Haber anneme gidince şaşırmayacak ama bu defa içeri alınmış olmam tadını iyice kaçıracak; ne güzel. Elâ gözleri kırmızıya dönecek, hiç bakmadığı kadar doğrudan bakacak yüzüme, gözlerime; hep istediğim gibi. Donuk bakmayacak, dönüp gitmeyecek. İlginin kötüsü olmaz; yeter ki adımı çağırsın, yeter ki yüzüme değsin gözleri. Birkaç saat sürecek belki ama olsun, değer. Bir sonraki kızdırmama kadar idare etmem lazım bu kadarıyla. Çocukken bakıcımı da yanımıza alarak gittiğimiz lüks alışverişlerinde de oradan şeker, buradan sakız aşırır, eve gidince fark ettiğinde annemin yüzündeki ifadeyi görmeyi hayal ederdim. Şimdi bile o sakızların nane tadını, mis gibi kokusunu duyabiliyorum. Hele de tarçınlı akide şekerinin geniz yakan aromasını… Bir keresinde de şekeri cebimde, elimin içinde tuta tuta erimişti de, şekeri yiyememekten çok annemin katmerlenen öfkesiyle daha da keyiflenmiştim.
Eskiden kameralar yoktu. İstediğim yerde, istediğim gibi dolanıp, ceplerimi doldururdum. Hâlbuki beni izleyenin sadece annem olmasını istedim hep; bu soğuk aletler değil. Bakılıp ilgilenilmem gereken zamanlarda bakıcılarımın gözleri vardı üzerimde. Gerçi onlar da kendi havalarındaydı. Babamın yurt dışından getirdiği hediyelerden nasiplerini alsınlar diye, benden çok babamla ilgilenirlerdi. Tenimde, ruhumda sıcaklığını hissetmek istediğim tek insan annemdi. Ben zaten hep O’nun için çaldım, o bana yüzünü dönsün diye. Bana kızgınlığının süresini artırdığı için zarar verebilecek nesneler aşırmaya başladığımda nasıl da zafer kazanmış gibi hissetmiştim. Hatta bu süre öylesine arttı ki, beni doktora bile götürmüştü. Fazla konuşmayan ama beni dinlemek için orada olduğunu söyleyen doktorla işim hiç bitmesin diye, faaliyetlerimi de artırmıştım. Gerçi bu durum doktorun bana ancak sekiz seans dayanmasıyla son bulmuş ve çok üzülmüştüm.
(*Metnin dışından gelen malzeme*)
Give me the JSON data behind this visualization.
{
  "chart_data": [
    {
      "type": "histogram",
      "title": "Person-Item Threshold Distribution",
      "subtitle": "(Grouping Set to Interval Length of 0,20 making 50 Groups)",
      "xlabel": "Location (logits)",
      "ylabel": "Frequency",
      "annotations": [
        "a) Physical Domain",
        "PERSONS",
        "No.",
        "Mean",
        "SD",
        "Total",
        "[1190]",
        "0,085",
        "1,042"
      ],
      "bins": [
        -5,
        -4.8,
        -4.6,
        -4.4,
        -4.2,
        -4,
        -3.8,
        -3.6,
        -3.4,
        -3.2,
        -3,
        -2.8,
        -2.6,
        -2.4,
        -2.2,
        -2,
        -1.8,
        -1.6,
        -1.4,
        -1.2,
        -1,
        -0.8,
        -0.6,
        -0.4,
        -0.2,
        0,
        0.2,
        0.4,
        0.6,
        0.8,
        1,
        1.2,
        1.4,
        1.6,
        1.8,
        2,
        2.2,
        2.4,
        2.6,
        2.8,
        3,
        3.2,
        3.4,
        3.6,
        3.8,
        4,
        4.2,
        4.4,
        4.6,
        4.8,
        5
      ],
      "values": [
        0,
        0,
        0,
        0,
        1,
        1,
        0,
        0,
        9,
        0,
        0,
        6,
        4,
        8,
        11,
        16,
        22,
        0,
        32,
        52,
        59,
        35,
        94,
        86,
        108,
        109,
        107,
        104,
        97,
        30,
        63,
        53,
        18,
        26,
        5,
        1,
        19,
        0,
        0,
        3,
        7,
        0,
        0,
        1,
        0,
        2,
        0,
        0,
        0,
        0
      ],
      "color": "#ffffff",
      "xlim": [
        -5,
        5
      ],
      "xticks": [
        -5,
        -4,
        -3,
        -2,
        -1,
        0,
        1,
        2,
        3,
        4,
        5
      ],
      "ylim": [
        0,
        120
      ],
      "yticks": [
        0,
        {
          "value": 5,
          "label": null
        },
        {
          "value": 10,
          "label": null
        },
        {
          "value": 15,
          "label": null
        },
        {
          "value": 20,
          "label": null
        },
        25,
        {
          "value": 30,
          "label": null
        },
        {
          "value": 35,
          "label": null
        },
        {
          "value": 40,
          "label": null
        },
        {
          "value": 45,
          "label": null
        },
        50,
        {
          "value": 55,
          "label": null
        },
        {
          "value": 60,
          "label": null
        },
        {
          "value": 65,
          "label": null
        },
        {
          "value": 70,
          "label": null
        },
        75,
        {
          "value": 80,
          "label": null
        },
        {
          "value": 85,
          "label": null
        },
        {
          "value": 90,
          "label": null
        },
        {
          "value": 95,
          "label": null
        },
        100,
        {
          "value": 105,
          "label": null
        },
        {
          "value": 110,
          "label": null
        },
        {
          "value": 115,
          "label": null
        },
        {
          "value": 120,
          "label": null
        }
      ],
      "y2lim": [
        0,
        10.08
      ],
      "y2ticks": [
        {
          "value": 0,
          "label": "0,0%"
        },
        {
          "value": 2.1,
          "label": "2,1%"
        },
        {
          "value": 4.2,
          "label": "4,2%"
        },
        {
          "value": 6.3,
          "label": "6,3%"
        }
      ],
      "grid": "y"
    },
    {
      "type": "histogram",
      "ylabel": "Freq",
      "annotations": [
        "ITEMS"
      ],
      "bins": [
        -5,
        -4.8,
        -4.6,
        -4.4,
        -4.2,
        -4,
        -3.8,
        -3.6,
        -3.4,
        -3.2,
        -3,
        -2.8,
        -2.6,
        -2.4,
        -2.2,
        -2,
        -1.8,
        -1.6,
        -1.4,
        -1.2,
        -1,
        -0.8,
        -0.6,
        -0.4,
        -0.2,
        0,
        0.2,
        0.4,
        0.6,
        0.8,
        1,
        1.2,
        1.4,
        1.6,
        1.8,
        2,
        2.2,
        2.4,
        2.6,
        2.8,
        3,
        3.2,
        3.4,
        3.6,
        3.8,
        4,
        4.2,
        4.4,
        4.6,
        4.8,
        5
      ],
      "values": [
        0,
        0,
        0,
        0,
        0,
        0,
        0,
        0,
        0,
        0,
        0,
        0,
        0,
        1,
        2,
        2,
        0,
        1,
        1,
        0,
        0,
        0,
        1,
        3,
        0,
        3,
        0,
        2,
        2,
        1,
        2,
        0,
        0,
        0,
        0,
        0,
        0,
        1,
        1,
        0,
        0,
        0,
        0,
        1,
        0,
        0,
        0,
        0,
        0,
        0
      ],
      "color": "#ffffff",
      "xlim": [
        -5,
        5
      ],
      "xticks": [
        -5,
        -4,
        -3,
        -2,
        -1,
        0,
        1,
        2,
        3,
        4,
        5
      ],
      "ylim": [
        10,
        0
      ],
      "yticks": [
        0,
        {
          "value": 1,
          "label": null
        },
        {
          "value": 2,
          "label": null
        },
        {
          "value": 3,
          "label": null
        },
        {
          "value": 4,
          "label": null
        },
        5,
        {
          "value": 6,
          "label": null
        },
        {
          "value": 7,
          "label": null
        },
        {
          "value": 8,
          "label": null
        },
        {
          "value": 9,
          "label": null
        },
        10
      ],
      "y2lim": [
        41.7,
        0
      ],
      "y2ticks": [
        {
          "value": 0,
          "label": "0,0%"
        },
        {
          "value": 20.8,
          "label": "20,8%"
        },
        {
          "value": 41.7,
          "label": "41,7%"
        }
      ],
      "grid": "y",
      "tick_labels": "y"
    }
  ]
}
Ondan sonrası da, işte bugüne kadar devam etti durdu. Geçen sene de okuldaki kimya laboratuarından aldığım deney tüpünü elimde sıkarak kırınca, gözleri yuvalarından çıkar gibi olduğunda, pes etmiş, ertesi gün beni okuldan da almıştı. Ben buna da sevindim, çünkü artık okulda annemden ayrı geçireceğim zamanlar son bulmuştu.
Evdeki hesap çarşıya uymadı ve ben artık bakıcı tutulacak yaşı da geçtiğim için evde yalnız bırakılmaya başlamıştım. Üzerime kilit vurularak kaldığım o saatlerde annemin gittiği yerde konkenin kaçıncı elini oynuyor olabileceğini, bitip de ne zaman bana gelebileceğini hesap etmeye çalışır, satır satır dakikaları yazıp sayardım. Bugün artık bana acıyıp da, beni yanında götürdüğü o lüks oteldeki oyun partisinde, havuzda vakit geçirebilirim diye ümit etmişti.
O, şu an beni havuzda sanıyordur hâlâ. Gözlerini görmek istiyorum.